II. Comment se manifeste l'attirance sexuelle héréditaire ?
— À propos de « l'attirance héréditaire » et de « l'attirance sexuelle héréditaire » : la similitude génétique renforce l'attirance mutuelle
Une touche de psychologie :
En général, les gens se sentent plus attirés par ceux qui leur ressemblent physiquement, les percevant comme plus séduisants et dignes de confiance.Lorsqu'ils recherchent un partenaire, les individus privilégient également ceux qui partagent leurs intérêts et ont une personnalité compatible. Les parents par le sang présentent souvent des similitudes de caractère importantes, ce qui rend ce phénomène courant. Lorsque l'attirance sexuelle génétique se produit entre parents et enfants, les parents projettent souvent leur affection conjugale sur leur progéniture, car les enfants sont très susceptibles d'hériter des traits de leur partenaire, tant en termes d'apparence que de tempérament.
Les anthropologues émettent l'hypothèse que les individus étroitement liés partagent un patrimoine génétique similaire et présentent souvent des caractéristiques physiques, des personnalités et des intérêts comparables, ce qui rend l'attirance mutuelle plus probable. Entre individus du même sexe, cela favorise un fort sentiment d'identification appelé « attirance génétique » ; entre individus de sexe opposé, cela évolue vers une « attirance sexuelle génétique ».
III. Controverse au sein de la communauté psychologique :
Argument en faveur : Les recherches en psychologie indiquent que « l'attirance sexuelle génétique » existe bel et bien. Un rapport publié en 1995 dans le British Journal of Medical Psychology déclarait : « Les relations entre les personnes sont liées à la perception qu'elles ont les unes des autres, tout comme les liens familiaux. Les deux parties sont soumises à un test éthique. Cette relation est interactive et indescriptible. »Les chercheurs ont été stupéfaits de découvrir que plus de 50 % des enfants élevés ailleurs éprouvaient des pulsions sexuelles intenses envers leur famille biologique lors des retrouvailles. »

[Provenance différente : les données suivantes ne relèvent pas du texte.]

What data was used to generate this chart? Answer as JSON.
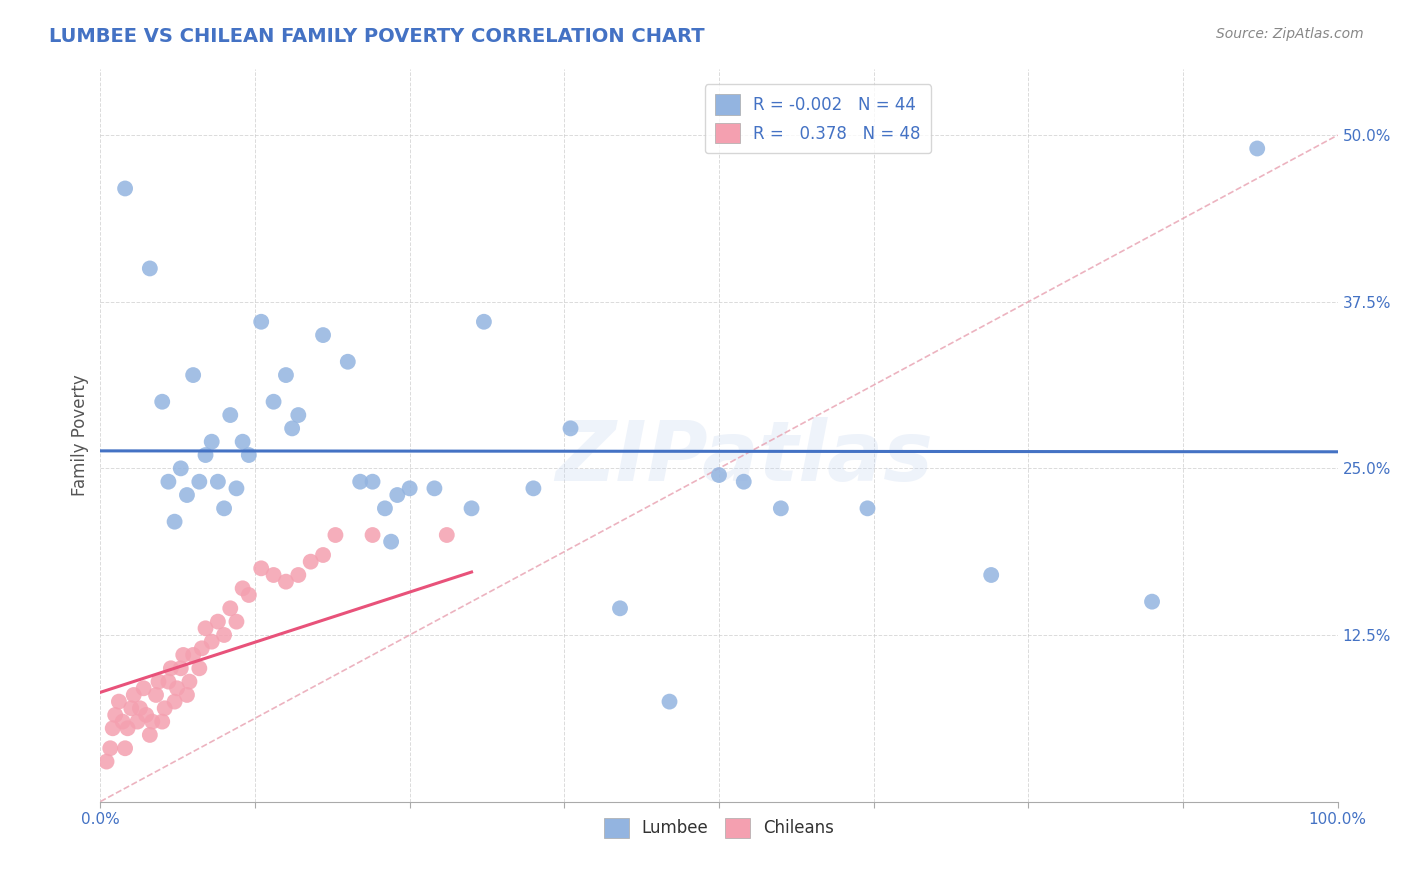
{
  "title": "LUMBEE VS CHILEAN FAMILY POVERTY CORRELATION CHART",
  "source": "Source: ZipAtlas.com",
  "ylabel": "Family Poverty",
  "xlim": [
    0.0,
    1.0
  ],
  "ylim": [
    0.0,
    0.55
  ],
  "y_ticks": [
    0.0,
    0.125,
    0.25,
    0.375,
    0.5
  ],
  "y_tick_labels": [
    "",
    "12.5%",
    "25.0%",
    "37.5%",
    "50.0%"
  ],
  "x_ticks": [
    0.0,
    0.125,
    0.25,
    0.375,
    0.5,
    0.625,
    0.75,
    0.875,
    1.0
  ],
  "lumbee_R": -0.002,
  "lumbee_N": 44,
  "chilean_R": 0.378,
  "chilean_N": 48,
  "lumbee_color": "#93b4e0",
  "chilean_color": "#f4a0b0",
  "lumbee_line_color": "#4472c4",
  "chilean_line_color": "#e8527a",
  "background_color": "#ffffff",
  "grid_color": "#cccccc",
  "title_color": "#4472c4",
  "watermark": "ZIPatlas",
  "lumbee_points_x": [
    0.02,
    0.04,
    0.05,
    0.055,
    0.06,
    0.065,
    0.07,
    0.075,
    0.08,
    0.085,
    0.09,
    0.095,
    0.1,
    0.105,
    0.11,
    0.115,
    0.12,
    0.13,
    0.14,
    0.15,
    0.155,
    0.16,
    0.18,
    0.2,
    0.21,
    0.22,
    0.23,
    0.235,
    0.24,
    0.25,
    0.27,
    0.3,
    0.31,
    0.35,
    0.38,
    0.42,
    0.46,
    0.5,
    0.52,
    0.55,
    0.62,
    0.72,
    0.85,
    0.935
  ],
  "lumbee_points_y": [
    0.46,
    0.4,
    0.3,
    0.24,
    0.21,
    0.25,
    0.23,
    0.32,
    0.24,
    0.26,
    0.27,
    0.24,
    0.22,
    0.29,
    0.235,
    0.27,
    0.26,
    0.36,
    0.3,
    0.32,
    0.28,
    0.29,
    0.35,
    0.33,
    0.24,
    0.24,
    0.22,
    0.195,
    0.23,
    0.235,
    0.235,
    0.22,
    0.36,
    0.235,
    0.28,
    0.145,
    0.075,
    0.245,
    0.24,
    0.22,
    0.22,
    0.17,
    0.15,
    0.49
  ],
  "chilean_points_x": [
    0.005,
    0.008,
    0.01,
    0.012,
    0.015,
    0.018,
    0.02,
    0.022,
    0.025,
    0.027,
    0.03,
    0.032,
    0.035,
    0.037,
    0.04,
    0.042,
    0.045,
    0.047,
    0.05,
    0.052,
    0.055,
    0.057,
    0.06,
    0.062,
    0.065,
    0.067,
    0.07,
    0.072,
    0.075,
    0.08,
    0.082,
    0.085,
    0.09,
    0.095,
    0.1,
    0.105,
    0.11,
    0.115,
    0.12,
    0.13,
    0.14,
    0.15,
    0.16,
    0.17,
    0.18,
    0.19,
    0.22,
    0.28
  ],
  "chilean_points_y": [
    0.03,
    0.04,
    0.055,
    0.065,
    0.075,
    0.06,
    0.04,
    0.055,
    0.07,
    0.08,
    0.06,
    0.07,
    0.085,
    0.065,
    0.05,
    0.06,
    0.08,
    0.09,
    0.06,
    0.07,
    0.09,
    0.1,
    0.075,
    0.085,
    0.1,
    0.11,
    0.08,
    0.09,
    0.11,
    0.1,
    0.115,
    0.13,
    0.12,
    0.135,
    0.125,
    0.145,
    0.135,
    0.16,
    0.155,
    0.175,
    0.17,
    0.165,
    0.17,
    0.18,
    0.185,
    0.2,
    0.2,
    0.2
  ],
  "diag_line_x": [
    0.0,
    1.0
  ],
  "diag_line_y": [
    0.0,
    0.5
  ]
}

Point de vue opposé : l'effet Westermarck démontre que la soi-disant attraction sexuelle est une pure absurdité !
L'effet Westermarck affirme que deux enfants élevés ensemble dès leur plus jeune âge ne développeront pas d'attirance sexuelle l'un envers l'autre à l'âge adulte.Ce phénomène a été proposé par l'anthropologue finlandais Edvard Westermarck dans son ouvrage The History of Human Marriage.L'effet Westermarck a été observé dans diverses régions et contextes culturels, notamment dans les communautés collectives des kibboutz israéliens, dans la coutume chinoise des mariages précoces et dans d'autres familles ayant des liens du sang. Ce phénomène est considéré comme une adaptation évolutive développée pour empêcher les relations sexuelles incestueuses.
Preuve :
Des recherches sur le système des mariages précoces en Chine ont révélé que les jeunes filles étaient amenées dans des foyers pour être élevées aux côtés de leur fiancé. Les études de Westermarck ont montré que ces jeunes mariées résistaient généralement à ces mariages lorsqu'elles atteignaient l'âge adulte. Même lorsqu'elles étaient contraintes à l'union, ces mariages s'avéraient rarement harmonieux, avec une baisse du taux de fécondité des femmes, probablement due à l'absence d'attirance sexuelle mutuelle.
Perspectives psychologiques :
Freud a proposé que les membres d'une même famille possèdent un désir sexuel inné les uns pour les autres, ce qui nécessite des tabous sociaux contre l'inceste.
Westermarck a soutenu que les humains développent activement une aversion pour les partenaires potentiels grâce à une éducation commune.